In general, the roof of a storage tank should be designed with a minimum 3 mm corrosion allowance. The shell and tank bottom should have a minimum of 6 mm corrosion allowance.
For vertical storage tanks the inlet nozzles should be positioned as close to the centre of the roof to minimize the potential for hydrogen grooving of the shell. One source recommends locating the inlet nozzle a minimum of 2.44 m (8 ft) away from the shell. Another source requires a minimum of 3.66 m (12 ft). A third reference requires a minimum of 3.05 m (10 ft). In all cases the inlet nozzle should project into the tank at least 150 mm (6 in.).
When the required distance from the wall can not be accommodated (i.e.. in small tanks) all acid inlets should be equipped with dip pipes which will bring the acid to within 0.914 m (3 ft) of the tank bottom. The dip tube should be located a minimum of 1.83 m (6 ft) from the side wall. The bottom of the tank should be equipped with a protective impingement plate. The dip tube should include a siphon break in its design.

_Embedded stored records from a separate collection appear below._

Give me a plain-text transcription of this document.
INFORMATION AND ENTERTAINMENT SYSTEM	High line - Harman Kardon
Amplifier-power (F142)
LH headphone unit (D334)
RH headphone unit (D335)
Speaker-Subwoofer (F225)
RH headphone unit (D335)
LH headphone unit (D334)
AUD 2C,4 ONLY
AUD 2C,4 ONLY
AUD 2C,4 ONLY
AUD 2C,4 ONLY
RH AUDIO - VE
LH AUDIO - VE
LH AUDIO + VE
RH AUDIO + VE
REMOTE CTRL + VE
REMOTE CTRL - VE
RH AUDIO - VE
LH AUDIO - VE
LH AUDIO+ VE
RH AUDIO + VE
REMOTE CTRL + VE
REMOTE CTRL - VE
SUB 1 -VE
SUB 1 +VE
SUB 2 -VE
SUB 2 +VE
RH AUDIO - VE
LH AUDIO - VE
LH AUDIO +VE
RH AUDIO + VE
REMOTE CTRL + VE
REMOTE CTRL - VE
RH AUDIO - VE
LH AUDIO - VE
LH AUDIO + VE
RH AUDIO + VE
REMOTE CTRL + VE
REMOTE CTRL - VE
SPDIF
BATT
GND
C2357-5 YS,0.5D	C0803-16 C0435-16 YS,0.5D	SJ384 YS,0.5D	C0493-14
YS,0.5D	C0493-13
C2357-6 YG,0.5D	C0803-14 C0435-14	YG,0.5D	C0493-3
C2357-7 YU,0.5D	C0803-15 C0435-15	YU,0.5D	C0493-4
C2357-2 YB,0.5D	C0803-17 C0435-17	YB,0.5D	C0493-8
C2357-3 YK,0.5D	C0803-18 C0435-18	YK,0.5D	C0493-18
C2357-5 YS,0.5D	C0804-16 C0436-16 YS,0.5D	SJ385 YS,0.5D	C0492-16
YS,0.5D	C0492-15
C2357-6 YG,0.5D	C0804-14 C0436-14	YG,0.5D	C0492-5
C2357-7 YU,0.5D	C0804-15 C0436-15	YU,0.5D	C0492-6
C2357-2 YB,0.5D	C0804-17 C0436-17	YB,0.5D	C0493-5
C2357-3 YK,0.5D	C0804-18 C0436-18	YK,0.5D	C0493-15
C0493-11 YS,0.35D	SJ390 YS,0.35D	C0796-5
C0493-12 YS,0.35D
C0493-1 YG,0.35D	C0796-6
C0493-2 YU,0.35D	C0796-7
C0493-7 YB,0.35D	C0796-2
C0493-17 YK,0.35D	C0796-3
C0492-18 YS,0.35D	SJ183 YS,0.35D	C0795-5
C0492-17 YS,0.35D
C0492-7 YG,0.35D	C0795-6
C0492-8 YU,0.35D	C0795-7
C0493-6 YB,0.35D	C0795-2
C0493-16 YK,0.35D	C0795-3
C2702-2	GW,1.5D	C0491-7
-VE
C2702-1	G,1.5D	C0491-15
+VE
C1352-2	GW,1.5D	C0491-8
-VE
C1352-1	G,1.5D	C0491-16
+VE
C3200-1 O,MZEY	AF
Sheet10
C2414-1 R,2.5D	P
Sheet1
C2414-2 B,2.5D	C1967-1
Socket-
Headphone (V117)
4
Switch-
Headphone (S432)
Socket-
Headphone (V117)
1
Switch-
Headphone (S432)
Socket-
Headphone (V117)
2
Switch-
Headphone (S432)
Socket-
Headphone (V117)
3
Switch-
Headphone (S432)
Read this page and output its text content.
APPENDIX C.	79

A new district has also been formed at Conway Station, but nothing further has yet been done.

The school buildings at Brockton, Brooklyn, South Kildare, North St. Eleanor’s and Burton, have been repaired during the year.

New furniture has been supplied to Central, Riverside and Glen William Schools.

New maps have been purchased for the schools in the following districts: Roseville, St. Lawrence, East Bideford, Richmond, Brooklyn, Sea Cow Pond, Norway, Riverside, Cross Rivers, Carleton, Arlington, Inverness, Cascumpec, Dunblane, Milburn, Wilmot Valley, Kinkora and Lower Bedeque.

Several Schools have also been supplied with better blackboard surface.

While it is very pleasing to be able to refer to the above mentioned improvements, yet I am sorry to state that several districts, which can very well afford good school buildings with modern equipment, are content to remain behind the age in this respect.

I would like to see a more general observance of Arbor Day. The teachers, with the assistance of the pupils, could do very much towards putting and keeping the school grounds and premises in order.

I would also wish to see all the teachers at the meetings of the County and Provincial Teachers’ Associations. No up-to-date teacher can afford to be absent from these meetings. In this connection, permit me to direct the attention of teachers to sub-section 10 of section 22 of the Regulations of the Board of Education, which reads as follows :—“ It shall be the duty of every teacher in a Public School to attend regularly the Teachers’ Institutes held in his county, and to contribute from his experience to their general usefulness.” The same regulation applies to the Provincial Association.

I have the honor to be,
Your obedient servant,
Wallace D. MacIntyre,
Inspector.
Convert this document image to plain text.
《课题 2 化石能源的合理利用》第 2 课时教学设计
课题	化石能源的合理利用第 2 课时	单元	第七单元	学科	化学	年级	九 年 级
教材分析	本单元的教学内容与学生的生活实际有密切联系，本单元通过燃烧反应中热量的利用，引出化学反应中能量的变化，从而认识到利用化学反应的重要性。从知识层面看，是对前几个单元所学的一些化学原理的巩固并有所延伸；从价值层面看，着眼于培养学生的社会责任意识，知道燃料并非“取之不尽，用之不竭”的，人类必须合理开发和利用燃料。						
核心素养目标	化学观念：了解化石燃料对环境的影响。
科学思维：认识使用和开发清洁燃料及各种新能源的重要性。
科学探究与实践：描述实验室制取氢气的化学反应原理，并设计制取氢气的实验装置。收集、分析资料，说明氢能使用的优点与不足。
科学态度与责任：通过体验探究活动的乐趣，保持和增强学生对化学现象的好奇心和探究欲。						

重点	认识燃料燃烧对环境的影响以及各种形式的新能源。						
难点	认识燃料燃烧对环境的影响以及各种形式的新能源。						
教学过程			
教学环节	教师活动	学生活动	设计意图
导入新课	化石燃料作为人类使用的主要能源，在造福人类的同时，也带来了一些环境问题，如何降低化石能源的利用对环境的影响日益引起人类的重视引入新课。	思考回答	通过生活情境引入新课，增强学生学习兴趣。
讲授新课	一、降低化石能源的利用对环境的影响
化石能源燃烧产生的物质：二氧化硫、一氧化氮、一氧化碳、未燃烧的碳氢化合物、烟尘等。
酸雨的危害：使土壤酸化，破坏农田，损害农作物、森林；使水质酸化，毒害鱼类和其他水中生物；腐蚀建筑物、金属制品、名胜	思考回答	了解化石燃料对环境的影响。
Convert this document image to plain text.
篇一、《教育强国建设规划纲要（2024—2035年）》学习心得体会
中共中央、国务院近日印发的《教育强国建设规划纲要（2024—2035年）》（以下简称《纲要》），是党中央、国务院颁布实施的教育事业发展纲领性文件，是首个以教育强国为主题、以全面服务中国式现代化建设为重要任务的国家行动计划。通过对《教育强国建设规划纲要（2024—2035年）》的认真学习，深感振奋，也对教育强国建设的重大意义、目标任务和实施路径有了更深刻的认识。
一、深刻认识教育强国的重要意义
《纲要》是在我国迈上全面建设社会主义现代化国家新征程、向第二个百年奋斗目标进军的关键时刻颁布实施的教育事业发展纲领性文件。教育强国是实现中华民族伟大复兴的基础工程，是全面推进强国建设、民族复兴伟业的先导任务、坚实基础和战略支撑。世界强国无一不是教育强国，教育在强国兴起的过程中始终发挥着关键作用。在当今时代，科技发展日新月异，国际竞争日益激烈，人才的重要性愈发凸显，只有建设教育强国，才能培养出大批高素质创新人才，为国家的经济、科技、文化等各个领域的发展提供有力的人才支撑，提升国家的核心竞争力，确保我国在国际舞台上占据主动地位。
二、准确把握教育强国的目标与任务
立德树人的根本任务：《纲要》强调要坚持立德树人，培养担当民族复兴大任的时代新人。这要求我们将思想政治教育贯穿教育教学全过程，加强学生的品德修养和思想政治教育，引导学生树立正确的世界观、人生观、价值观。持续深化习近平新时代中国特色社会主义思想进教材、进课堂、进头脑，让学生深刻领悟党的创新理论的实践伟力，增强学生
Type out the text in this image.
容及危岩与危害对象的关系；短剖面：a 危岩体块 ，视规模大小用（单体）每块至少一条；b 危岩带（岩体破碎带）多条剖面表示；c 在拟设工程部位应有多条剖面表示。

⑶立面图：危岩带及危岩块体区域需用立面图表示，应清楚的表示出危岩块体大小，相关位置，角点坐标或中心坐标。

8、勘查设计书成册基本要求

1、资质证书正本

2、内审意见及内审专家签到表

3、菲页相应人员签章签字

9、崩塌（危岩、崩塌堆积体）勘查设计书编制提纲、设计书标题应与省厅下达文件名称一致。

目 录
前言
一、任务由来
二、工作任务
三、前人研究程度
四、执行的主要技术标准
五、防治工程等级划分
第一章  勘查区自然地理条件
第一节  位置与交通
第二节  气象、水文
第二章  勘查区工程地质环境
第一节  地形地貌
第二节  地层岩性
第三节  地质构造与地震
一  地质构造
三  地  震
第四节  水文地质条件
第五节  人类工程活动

Some of the factors that will determine the number and size of tanks are:
- Plant production rate
- Number of different grades of acid
- Acid usage
- Acid sales
Once the number and size of each tank has been determined the individual tanks can be sized.
A good guide to determine the capacity of a tank is 1.5 times the size of the normal delivery or the normal delivery plus two weeks consumption which ever is greater.
For tank truck delivery, the capacity should be at least 40 tons.
For tank car delivery (100 tons), the storage tank capacity should be at least 200 tons.
Storage tank capacities are usually given based on the weight of acid in the tank rather than the volume (i.e.. 5000, 10000 tonne).
The shell of the tank will be fabricated from flat plate rolled to the required curvature. To minimize fabrication costs full plates should be used for each course.
The vent should be at least the same diameter as the fill line, the discharge line or drain connection, which ever is greater. Preferably, the vent should be one pipe size larger. The presence of other vent lines into the tank from an oleum tank should be considered when sizing the vent. The cross-sectional area of all incoming vents should be added to the vent line size.
For oleum tanks the vent should be sized using the above criteria but should be at least 75 mm (3 in) diameter. The vent should be at heat traced and insulated to prevent freezing of SO3 fumes. To contain the SO3 fumes the vent may be directed to the vapour space of a storage tank containing 93% or 98% sulphuric acid. Otherwise, the vent should be directed to a scrubber.